I talked to Nicky by theway. Today. Thats what I meant. Can't delete beccause I don't know how many letters there are. Also, I've decided that I am only going to fix spelling errors if it is illegibe unless they are fixed, just cause I think it will give a better representation of what I was doing/thinking/feeling at the time I wrote this. But where was I .... Oh yah! Nicky. Yah he seems fine. I misss him. That sounds a but weak, but its not like I miss the physical presence of Nicky. Well I do, but not like that. And by that I mean like the weird way. No i just miss his crazy antics and his strange sense of justice and how he refuses to do things that are wrong and just his general nievity and such. Oh Nicky.
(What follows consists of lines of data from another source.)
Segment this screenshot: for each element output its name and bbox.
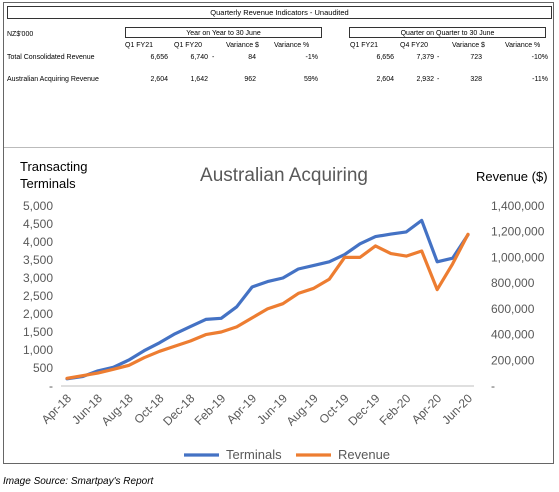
table-cell: 6,656 xyxy=(150,54,168,61)
table-cell: - xyxy=(212,54,215,61)
y-left-tick-label: 5,000 xyxy=(23,199,53,213)
legend-label: Revenue xyxy=(338,447,390,462)
y-right-tick-label: 1,400,000 xyxy=(491,199,545,213)
table-cell: 962 xyxy=(244,76,256,83)
table-cell: 2,932 xyxy=(416,76,434,83)
col-header: Variance $ xyxy=(226,42,259,49)
y-left-tick-label: 4,500 xyxy=(23,217,53,231)
table-cell: 7,379 xyxy=(416,54,434,61)
x-tick-label: Jun-19 xyxy=(254,391,290,427)
y-right-tick-label: 400,000 xyxy=(491,328,535,342)
table-cell: 84 xyxy=(248,54,256,61)
table-cell: - xyxy=(437,76,440,83)
table-cell: 2,604 xyxy=(150,76,168,83)
table-cell: 6,740 xyxy=(190,54,208,61)
revenue-line-chart: Australian Acquiring Transacting Terminals… xyxy=(20,159,548,462)
x-tick-label: Aug-18 xyxy=(99,391,136,428)
y-right-tick-label: 200,000 xyxy=(491,353,535,367)
y-right-axis-title: Revenue ($) xyxy=(476,169,548,184)
row-label: Australian Acquiring Revenue xyxy=(7,76,99,83)
table-cell: -1% xyxy=(305,54,318,61)
revenue-table: Quarterly Revenue Indicators - Unaudited… xyxy=(4,3,553,143)
y-right-tick-label: 1,000,000 xyxy=(491,250,545,264)
table-cell: 723 xyxy=(470,54,482,61)
table-cell: 6,656 xyxy=(376,54,394,61)
group-header-yoy: Year on Year to 30 June xyxy=(125,27,322,38)
legend-label: Terminals xyxy=(226,447,282,462)
chart-title: Australian Acquiring xyxy=(200,165,368,186)
x-tick-label: Jun-18 xyxy=(69,391,105,427)
y-left-axis-title: Terminals xyxy=(20,176,76,191)
table-cell: 1,642 xyxy=(190,76,208,83)
col-header: Q1 FY20 xyxy=(174,42,203,49)
x-tick-label: Apr-18 xyxy=(39,391,75,427)
col-header: Variance % xyxy=(505,42,541,49)
table-title: Quarterly Revenue Indicators - Unaudited xyxy=(7,6,552,19)
col-header: Q4 FY20 xyxy=(400,42,429,49)
x-tick-label: Jun-20 xyxy=(439,391,475,427)
y-left-tick-label: 3,500 xyxy=(23,253,53,267)
y-right-tick-label: 1,200,000 xyxy=(491,225,545,239)
x-tick-label: Feb-19 xyxy=(192,391,229,428)
y-right-tick-label: 800,000 xyxy=(491,276,535,290)
y-left-tick-label: 1,000 xyxy=(23,343,53,357)
section-divider xyxy=(4,147,553,148)
table-cell: 59% xyxy=(303,76,318,83)
group-header-qoq: Quarter on Quarter to 30 June xyxy=(349,27,546,38)
table-cell: -10% xyxy=(531,54,548,61)
col-header: Variance $ xyxy=(452,42,485,49)
report-frame: Quarterly Revenue Indicators - Unaudited… xyxy=(3,2,554,464)
col-header: Q1 FY21 xyxy=(125,42,154,49)
y-left-axis-title: Transacting xyxy=(20,159,87,174)
series-line-revenue xyxy=(65,232,470,380)
y-left-tick-label: - xyxy=(49,379,53,393)
y-left-tick-label: 2,500 xyxy=(23,289,53,303)
y-left-tick-label: 500 xyxy=(33,361,53,375)
x-tick-label: Apr-20 xyxy=(409,391,445,427)
x-tick-label: Dec-19 xyxy=(345,391,382,428)
unit-label: NZ$'000 xyxy=(7,31,34,38)
col-header: Variance % xyxy=(274,42,310,49)
y-left-tick-label: 1,500 xyxy=(23,325,53,339)
y-left-tick-label: 4,000 xyxy=(23,235,53,249)
table-cell: 2,604 xyxy=(376,76,394,83)
y-left-tick-label: 2,000 xyxy=(23,307,53,321)
x-tick-label: Dec-18 xyxy=(160,391,197,428)
y-right-tick-label: 600,000 xyxy=(491,302,535,316)
series-line-terminals xyxy=(65,218,470,381)
x-tick-label: Feb-20 xyxy=(377,391,414,428)
table-cell: -11% xyxy=(532,76,548,83)
x-tick-label: Apr-19 xyxy=(224,391,260,427)
y-left-tick-label: 3,000 xyxy=(23,271,53,285)
table-cell: - xyxy=(437,54,440,61)
col-header: Q1 FY21 xyxy=(350,42,379,49)
image-caption: Image Source: Smartpay's Report xyxy=(3,476,154,487)
x-tick-label: Aug-19 xyxy=(284,391,321,428)
y-right-tick-label: - xyxy=(491,379,495,393)
table-cell: 328 xyxy=(470,76,482,83)
row-label: Total Consolidated Revenue xyxy=(7,54,95,61)
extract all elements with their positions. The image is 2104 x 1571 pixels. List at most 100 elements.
And speaking of Nicky reminds me of Stevie, who I saw a week ago. That was fun. We just met up in Chicago. Got come of the best popcorn ever, cheese popcorn mixed with caramel popcorn, oh my god its sooooo good. Then we just walked around, talked, made fun of stuff, god some arizona iced tea from this walgreens somewhere... got lost, got a cab to the train station, and then went back home. It was fun. Also my parents don't know who stephen herring is, but they know who da big dawggy from xbox live is. I don't know if thats funny or sad. Probably a bit of both.

I can't wait until I get a job. I was thinking about applying at the gamestop downtown, which is like 20 minutes away. That would be an awesome job. Working around video games cannot really be a bad thing. Plus there ius so much usless shit that I really want to buy, but its expensive to the point where i need a proper job. And by proper I mean minimum wage. There is this kick ass pen that you can like record shit with and it does all this cool stuff that will sound really stupid and  lame if I try to describe it, so I'm not goin to.

My brother is turning into one of those people who doesn't like the word gay used in the way where it replaces stupid. Not I say that like its a bad thing, I don;t mean it that way. I have nothing wrong with gays, I thing that they should be allowed to marry and anyone who thinks that gays are "wrong" in any way are idiots. All of you can go die in a whole somewhere for all I'm concerened. I thin that because of my brother not liking it, I'll stp doing it. And i do do it. What the hell do you expect from someone who games online, slurs are just about the only thing you hear up there.

Okay well I think I'm out of things to write about. If you actually read all that, congratz. It took me maybe an hour, and hour and a half to write. I congratulate you. But yah. Have a nice year guys. I'll try and write some more, not like anyone is reading this. All the best.